Mutations in TDP43 occur in 5% of familial ALS.  More to the point cytoplasmic aggregates of TDP43 occur in 95% of sporadic cases of ALS (no mutations), so neurologists have been fascinated with TDP43 for years.

Back before we knew much about the structure of amyloid, it was characterized by the dyes that would bind to it (Congo Red, thioflavin etc.) and birefringence (see below).  None of this is true for the aggregates of TDP43.

Well we now know what the structure of amyloid is.  You simply can’t do better than  Cell vol. 184 pp. 4857 – 4873 ’21 — but it might be behind a paywall.

So here’s the skinny about what amyloid actually is —

 

It is a significantly long polypeptide chain  flattening  out into a 4.8 Angstrom thick sheet, essentially living in 2 dimensions.  Thousands of sheets then pile on top of each other forming amyloid.  So amyloid is not a particular protein, but a type of conformation a protein can assume (like the alpha helices, beta pleated sheets etc. etc. ).
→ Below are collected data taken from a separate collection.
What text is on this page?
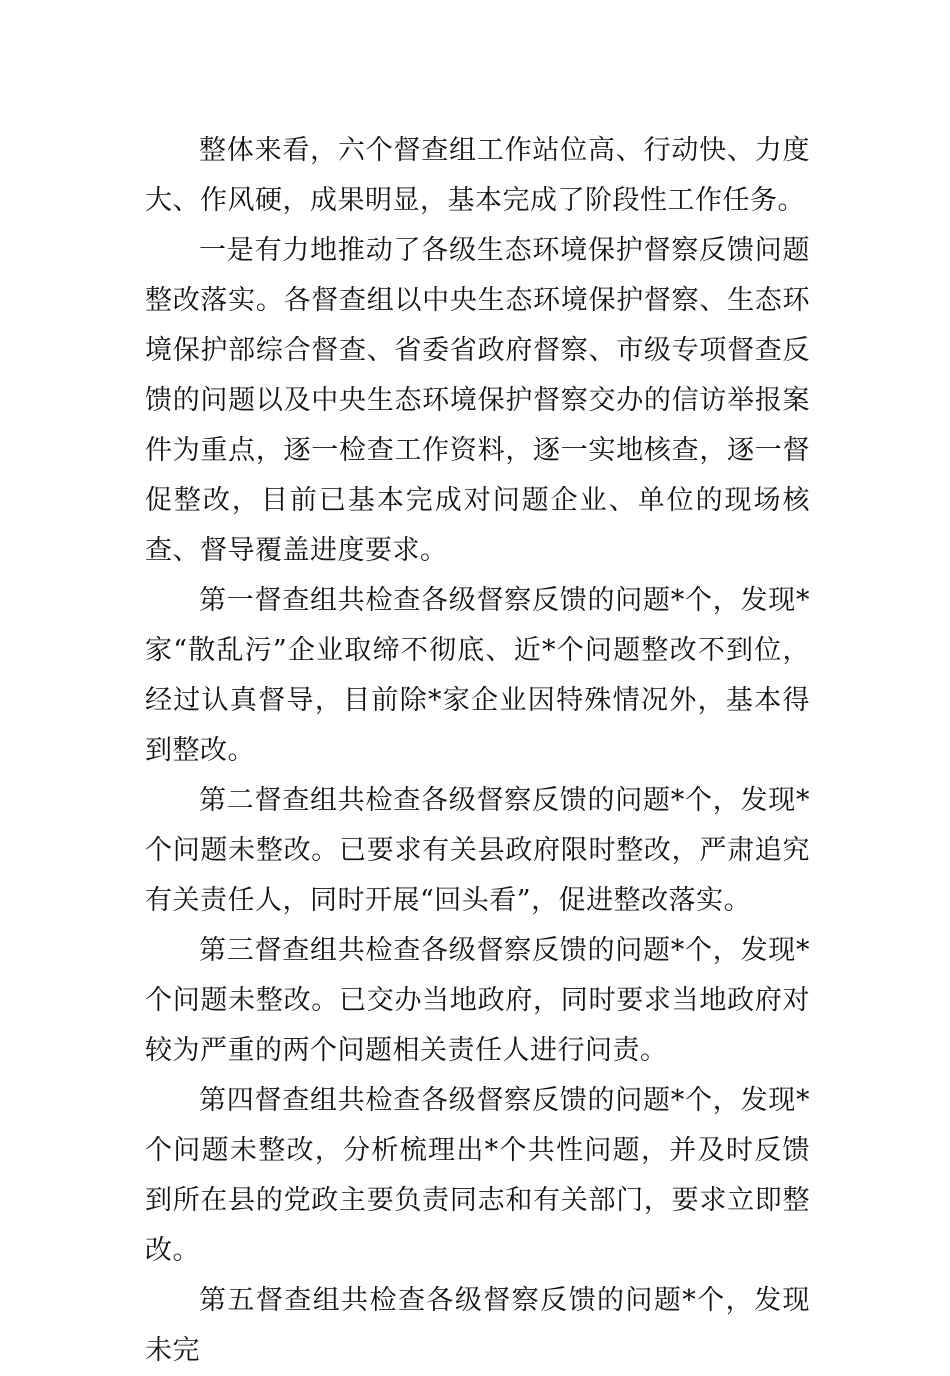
整体来看，六个督查组工作站位高、行动快、力度大、作风硬，成果明显，基本完成了阶段性工作任务。

一是有力地推动了各级生态环境保护督察反馈问题整改落实。各督查组以中央生态环境保护督察、生态环境保护部综合督查、省委省政府督察、市级专项督查反馈的问题以及中央生态环境保护督察交办的信访举报案件为重点，逐一检查工作资料，逐一实地核查，逐一督促整改，目前已基本完成对问题企业、单位的现场核查、督导覆盖进度要求。

第一督查组共检查各级督察反馈的问题*个，发现*家“散乱污”企业取缔不彻底、近*个问题整改不到位，经过认真督导，目前除*家企业因特殊情况外，基本得到整改。

第二督查组共检查各级督察反馈的问题*个，发现*个问题未整改。已要求有关县政府限时整改，严肃追究有关责任人，同时开展“回头看”，促进整改落实。

第三督查组共检查各级督察反馈的问题*个，发现*个问题未整改。已交办当地政府，同时要求当地政府对较为严重的两个问题相关责任人进行问责。

第四督查组共检查各级督察反馈的问题*个，发现*个问题未整改，分析梳理出*个共性问题，并及时反馈到所在县的党政主要负责同志和有关部门，要求立即整改。

第五督查组共检查各级督察反馈的问题*个，发现未完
The structure also explained why planar molecules like Congo Red bind to amyloid (it slips between the sheets).   Or at least that’s what I thought.

 

Enter Nature vol. 601 pp. 29 – 30, 139 – 143 ’22 showing that some 79 amino acids of the 414 amino acids of TDP43 flatten out into single sheet in the aggregates, with the sheets piling on top of each other.  If that isn’t amyloid, what is?

 

Where are the beta strands producing birefringence if this is amyloid.  In fact where is the birefringence? (see below). The paper says that there are 10 beta strands in the 79 amino acids, but they are short with only two of them containing more than 3 amino acids (I guess they can see beta strands by measuring backbone angles a la Ramachandran plots).  The high number of glycine mediated turns prevents beta sheets from stacking next to each other precluding the crossBeta  structure (and birefringence).

 

Why doesn’t Congo Red bind?  My idea about how it binds to other amyloids (slipping between the sheets) clearly is incorrect.

 

There are all sorts of fascinating points about the amyloid of TDP43.  The filaments derived from patients are stable to heating to 65 C.   The structure of the TDP43 fibrils derived from patients with FTD/ALS are quite different in structure from synthetic filaments made from parts of TDP43, so possibly a lot of work will have to be done again.

 

Here is some more detail on amyloid structure:

 

So start with NH – CO – CHR.  NH  CO and C in the structure all lie in the same plane (the H and the side chain of the amino acid < R >  project out of the plane).
Here’s a bit of elaboration for those of you whose organic chemistry is a distant memory.  The carbon in the carbonyl bond (CO) has 3 bonding orbitals in one plane 120 degrees apart, with the 4th orbital perpendicular to the plane — this is called sp2 hybridization.  The nitrogen can also be hybridized to sp2.  This lets the pair of electrons above the plane roam around moving toward the carbon.  Why is this good?  Because any time you let electrons roam around you increase their entropy (S) and anything increasing entropy lowers their free energy (F)which is given by the formula F = H – TS where H is enthalpy (a measure of bond strength, and T is the absolute temperature in Kelvin.

 

So N and CO are in one plane, and so are the bonds from  N and C to the adacent atoms (C in both cases).

 

You can fit the plane atoms into a  rectangle 4.8 Angstroms high.  Well that’s one 2 dimensional rectangle, but the peptide bond between NH and CO in adjacent rectangles allows you to tack NH – CO – C s together while keeping them in a 3 dimensional parallelopiped 4.8 Angstroms high

 

Notice that in the rectangle the NH and CO bonds are projecting toward the top and bottom of the rectangle, which means that in each plane  NH – CO – CHR s, the NH and CO are pointing out of the 2 dimensional plane (and in opposite directions to boot). This is unlike protein structure in which the backbone NHs and COs hydrogen bond to each other.  There is nothing in this structure for them to bond to

 

What they do is hydrogen bond to another 3 dimensional parallelopiped (call it a sheet, but keep in mind that this is NOT the beta sheet you know about from the 3 dimensional structures of proteins we’ve had for years).
So thousands of sheets stacked together form the amyloid fibril.

 

Where does the 9 Angstrom reflection of cross beta (and birefringence) come from?  Consider the  [ NH – CHR – CO ]  backbone as it lies in the 4.8  thick plane (Having studied proteins structure since entering med school in ’62, I never thought such a thing would even be possible ! ).  It curves around like a snake lying flat.  Where are the side chains?  They are in the 4.8 thick plane, separating parts of the meandering backbone from each other — by an average of 9 Angstroms.
Here is an excellent picture of the Alzheimer culprit — the aBeta42 peptide as it forms the amyloid of the senile plaque
You can see the meandering backbone and the side chains keeping the backbone apart.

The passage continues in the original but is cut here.